Discussion in 'General Business Forum:' started by gprovan, Oct 25, 2011.

  1. gprovan

    gprovan Member

    Hi All,

    One of my clients who I do a fair bit of work for has asked if I would consider a consultancy fee or retainer to carry out their design work.

    I could work out what their average charges are and add a bit, hoping that I make more in the quiet periods. Or do you think this is a bad idea altogether as they might take advantage and ask me to do huge amounts of stuff whenever they feel like it? Perhaps a conditional contract might be in order?

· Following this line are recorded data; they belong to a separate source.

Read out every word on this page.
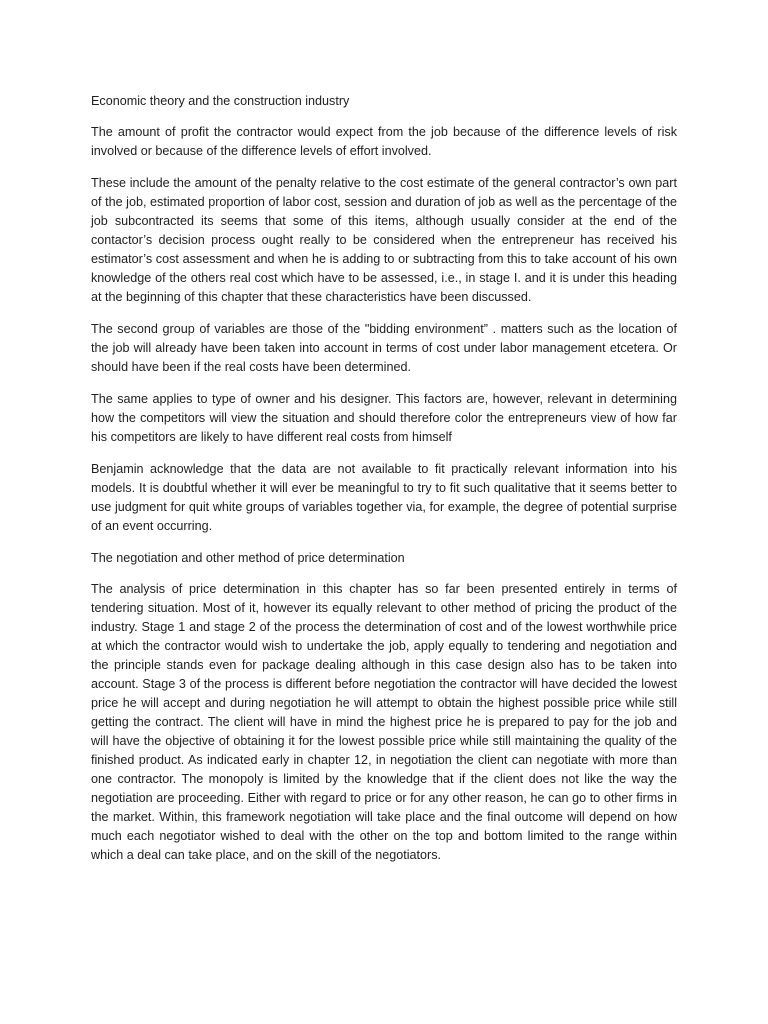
Economic theory and the construction industry

The amount of profit the contractor would expect from the job because of the difference levels of risk involved or because of the difference levels of effort involved.

These include the amount of the penalty relative to the cost estimate of the general contractor’s own part of the job, estimated proportion of labor cost, session and duration of job as well as the percentage of the job subcontracted its seems that some of this items, although usually consider at the end of the contactor’s decision process ought really to be considered when the entrepreneur has received his estimator’s cost assessment and when he is adding to or subtracting from this to take account of his own knowledge of the others real cost which have to be assessed, i.e., in stage I. and it is under this heading at the beginning of this chapter that these characteristics have been discussed.

The second group of variables are those of the "bidding environment” . matters such as the location of the job will already have been taken into account in terms of cost under labor management etcetera. Or should have been if the real costs have been determined.

The same applies to type of owner and his designer. This factors are, however, relevant in determining how the competitors will view the situation and should therefore color the entrepreneurs view of how far his competitors are likely to have different real costs from himself

Benjamin acknowledge that the data are not available to fit practically relevant information into his models. It is doubtful whether it will ever be meaningful to try to fit such qualitative that it seems better to use judgment for quit white groups of variables together via, for example, the degree of potential surprise of an event occurring.

The negotiation and other method of price determination

The analysis of price determination in this chapter has so far been presented entirely in terms of tendering situation. Most of it, however its equally relevant to other method of pricing the product of the industry. Stage 1 and stage 2 of the process the determination of cost and of the lowest worthwhile price at which the contractor would wish to undertake the job, apply equally to tendering and negotiation and the principle stands even for package dealing although in this case design also has to be taken into account. Stage 3 of the process is different before negotiation the contractor will have decided the lowest price he will accept and during negotiation he will attempt to obtain the highest possible price while still getting the contract. The client will have in mind the highest price he is prepared to pay for the job and will have the objective of obtaining it for the lowest possible price while still maintaining the quality of the finished product. As indicated early in chapter 12, in negotiation the client can negotiate with more than one contractor. The monopoly is limited by the knowledge that if the client does not like the way the negotiation are proceeding. Either with regard to price or for any other reason, he can go to other firms in the market. Within, this framework negotiation will take place and the final outcome will depend on how much each negotiator wished to deal with the other on the top and bottom limited to the range within which a deal can take place, and on the skill of the negotiators.
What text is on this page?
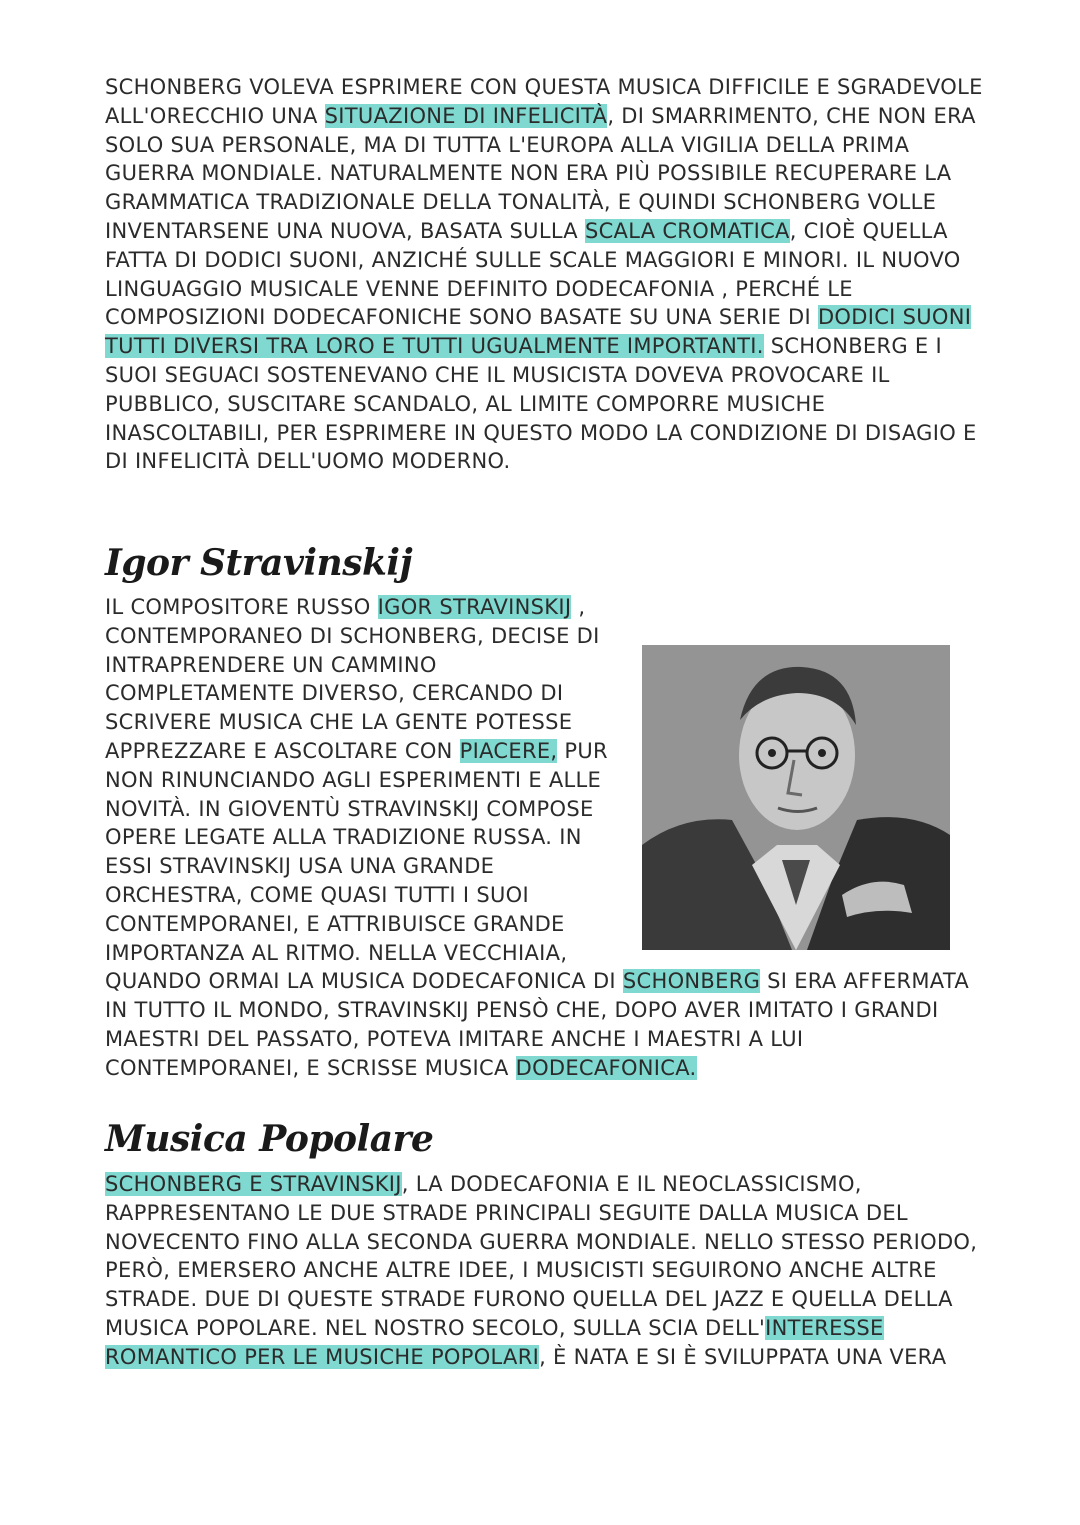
SCHONBERG VOLEVA ESPRIMERE CON QUESTA MUSICA DIFFICILE E SGRADEVOLE ALL'ORECCHIO UNA SITUAZIONE DI INFELICITÀ, DI SMARRIMENTO, CHE NON ERA SOLO SUA PERSONALE, MA DI TUTTA L'EUROPA ALLA VIGILIA DELLA PRIMA GUERRA MONDIALE. NATURALMENTE NON ERA PIÙ POSSIBILE RECUPERARE LA GRAMMATICA TRADIZIONALE DELLA TONALITÀ, E QUINDI SCHONBERG VOLLE INVENTARSENE UNA NUOVA, BASATA SULLA SCALA CROMATICA, CIOÈ QUELLA FATTA DI DODICI SUONI, ANZICHÉ SULLE SCALE MAGGIORI E MINORI. IL NUOVO LINGUAGGIO MUSICALE VENNE DEFINITO DODECAFONIA , PERCHÉ LE COMPOSIZIONI DODECAFONICHE SONO BASATE SU UNA SERIE DI DODICI SUONI TUTTI DIVERSI TRA LORO E TUTTI UGUALMENTE IMPORTANTI. SCHONBERG E I SUOI SEGUACI SOSTENEVANO CHE IL MUSICISTA DOVEVA PROVOCARE IL PUBBLICO, SUSCITARE SCANDALO, AL LIMITE COMPORRE MUSICHE INASCOLTABILI, PER ESPRIMERE IN QUESTO MODO LA CONDIZIONE DI DISAGIO E DI INFELICITÀ DELL'UOMO MODERNO.

Igor Stravinskij

IL COMPOSITORE RUSSO IGOR STRAVINSKIJ
, CONTEMPORANEO DI SCHONBERG, DECISE DI INTRAPRENDERE UN CAMMINO COMPLETAMENTE DIVERSO, CERCANDO DI SCRIVERE MUSICA CHE LA GENTE POTESSE APPREZZARE E ASCOLTARE CON PIACERE, PUR NON RINUNCIANDO AGLI ESPERIMENTI E ALLE NOVITÀ. IN GIOVENTÙ STRAVINSKIJ COMPOSE OPERE LEGATE ALLA TRADIZIONE RUSSA. IN ESSI STRAVINSKIJ USA UNA GRANDE ORCHESTRA, COME QUASI TUTTI I SUOI CONTEMPORANEI, E ATTRIBUISCE GRANDE IMPORTANZA AL RITMO. NELLA VECCHIAIA, QUANDO ORMAI LA MUSICA DODECAFONICA DI SCHONBERG SI ERA AFFERMATA IN TUTTO IL MONDO, STRAVINSKIJ PENSÒ CHE, DOPO AVER IMITATO I GRANDI MAESTRI DEL PASSATO, POTEVA IMITARE ANCHE I MAESTRI A LUI CONTEMPORANEI, E SCRISSE MUSICA DODECAFONICA.

Musica Popolare

SCHONBERG E STRAVINSKIJ, LA DODECAFONIA E IL NEOCLASSICISMO, RAPPRESENTANO LE DUE STRADE PRINCIPALI SEGUITE DALLA MUSICA DEL NOVECENTO FINO ALLA SECONDA GUERRA MONDIALE. NELLO STESSO PERIODO, PERÒ, EMERSERO ANCHE ALTRE IDEE, I MUSICISTI SEGUIRONO ANCHE ALTRE STRADE. DUE DI QUESTE STRADE FURONO QUELLA DEL JAZZ E QUELLA DELLA MUSICA POPOLARE. NEL NOSTRO SECOLO, SULLA SCIA DELL'INTERESSE ROMANTICO PER LE MUSICHE POPOLARI, È NATA E SI È SVILUPPATA UNA VERA
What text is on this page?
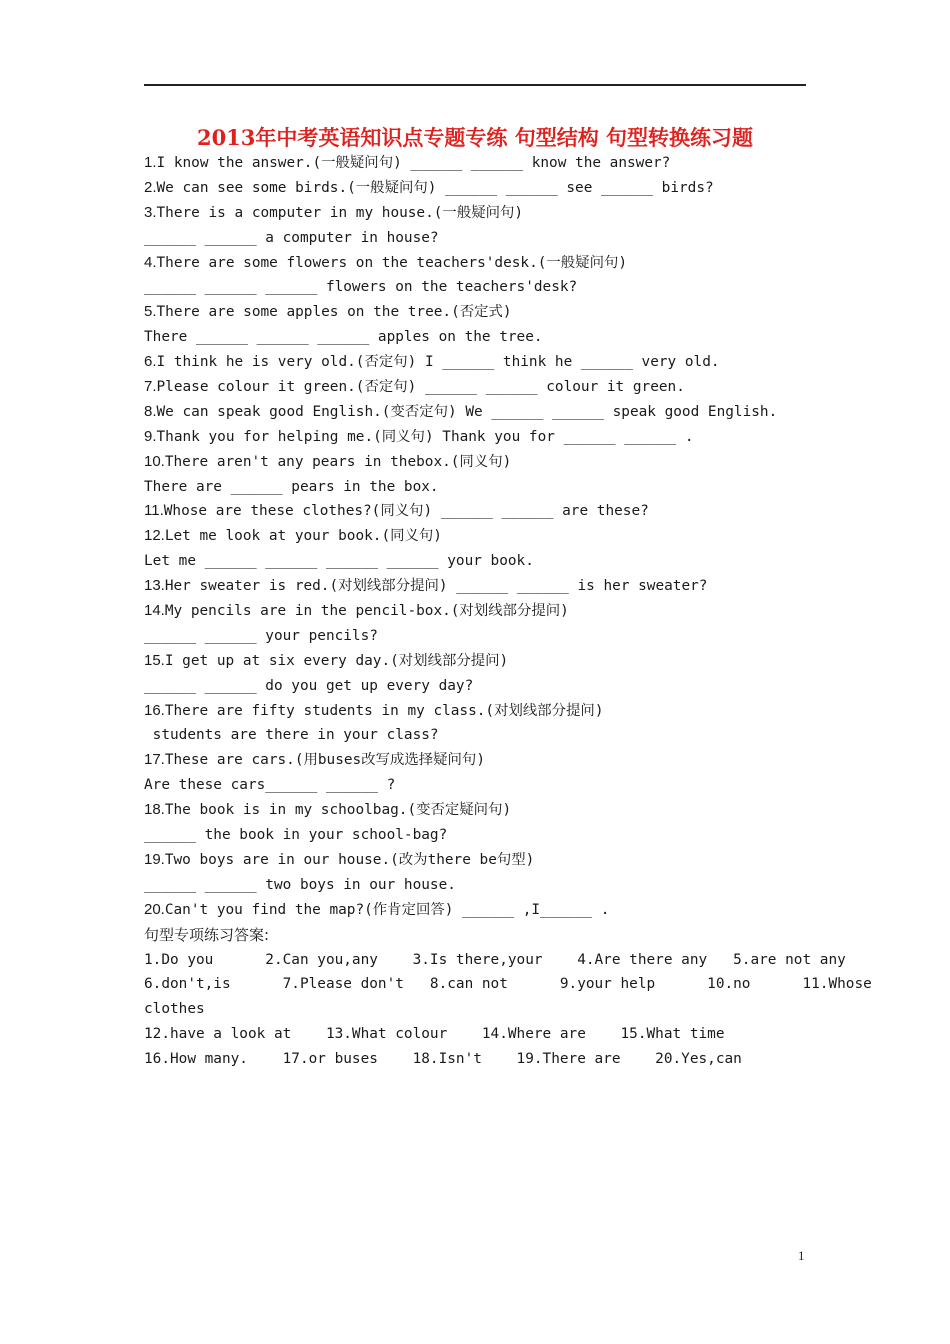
2013年中考英语知识点专题专练 句型结构 句型转换练习题
1.I know the answer.(一般疑问句) ______ ______ know the answer?
2.We can see some birds.(一般疑问句) ______ ______ see ______ birds?
3.There is a computer in my house.(一般疑问句)
______ ______ a computer in house?
4.There are some flowers on the teachers'desk.(一般疑问句)
______ ______ ______ flowers on the teachers'desk?
5.There are some apples on the tree.(否定式)
There ______ ______ ______ apples on the tree.
6.I think he is very old.(否定句) I ______ think he ______ very old.
7.Please colour it green.(否定句) ______ ______ colour it green.
8.We can speak good English.(变否定句) We ______ ______ speak good English.
9.Thank you for helping me.(同义句) Thank you for ______ ______ .
10.There aren't any pears in thebox.(同义句)
There are ______ pears in the box.
11.Whose are these clothes?(同义句) ______ ______ are these?
12.Let me look at your book.(同义句)
Let me ______ ______ ______ ______ your book.
13.Her sweater is red.(对划线部分提问) ______ ______ is her sweater?
14.My pencils are in the pencil-box.(对划线部分提问)
______ ______ your pencils?
15.I get up at six every day.(对划线部分提问)
______ ______ do you get up every day?
16.There are fifty students in my class.(对划线部分提问)
students are there in your class?
17.These are cars.(用buses改写成选择疑问句)
Are these cars______ ______ ?
18.The book is in my schoolbag.(变否定疑问句)
______ the book in your school-bag?
19.Two boys are in our house.(改为there be句型)
______ ______ two boys in our house.
20.Can't you find the map?(作肯定回答) ______ ,I______ .
句型专项练习答案:
1.Do you      2.Can you,any    3.Is there,your    4.Are there any   5.are not any
6.don't,is      7.Please don't   8.can not      9.your help      10.no      11.Whose
clothes
12.have a look at    13.What colour    14.Where are    15.What time
16.How many.    17.or buses    18.Isn't    19.There are    20.Yes,can
1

    What are your thoughts on this, and does anyone do this?

    Ta,

    G :icon_smile:
     
  2. Dave L

    Dave L Well-Known Member

    I work with a couple of clients on this basis and it seems fine (depends on your situation but I like the fact that a portion of my income is guaranteed).

    The key elements are:

    1. They pay in advance for a specified number of hours which are in turn offered at a discounted rate (this is fairly standard for this kind of deal - never heard of a supplieradding a bit for the privelege of being retained).
    2. Discounts are on a sliding scale up to 12.5% depending on the number of hours retained.
    3. I provide a monthly report detailing the number of hours worked against the total.
    4. There's no time limit on the hours bought (I wondered about this one but I think it's fairly safe - people are unlikely to stump up for hours they don't expect to use and my arrangements are built on a notional 12 month deal).
    5. There's an option to renew/renegotiate once the hours are used up.

    Anyone else?
     
  3. Katedesign

    Katedesign Well-Known Member

    I'd love to have that situation! I have known people who work like this and generally as you are getting some guaranteed income you have to discount your normal rate. Don't forget that you are not having to put in marketing time on this client.

    If you want to make more money of them perhaps you could also buy the print for them as well and make a percentage on that.
     
  4. gprovan

    gprovan Member

    Thanks for the replies. That's quite interesting. It's like buying credits at a reduced rate. I like that and might suggest something like this.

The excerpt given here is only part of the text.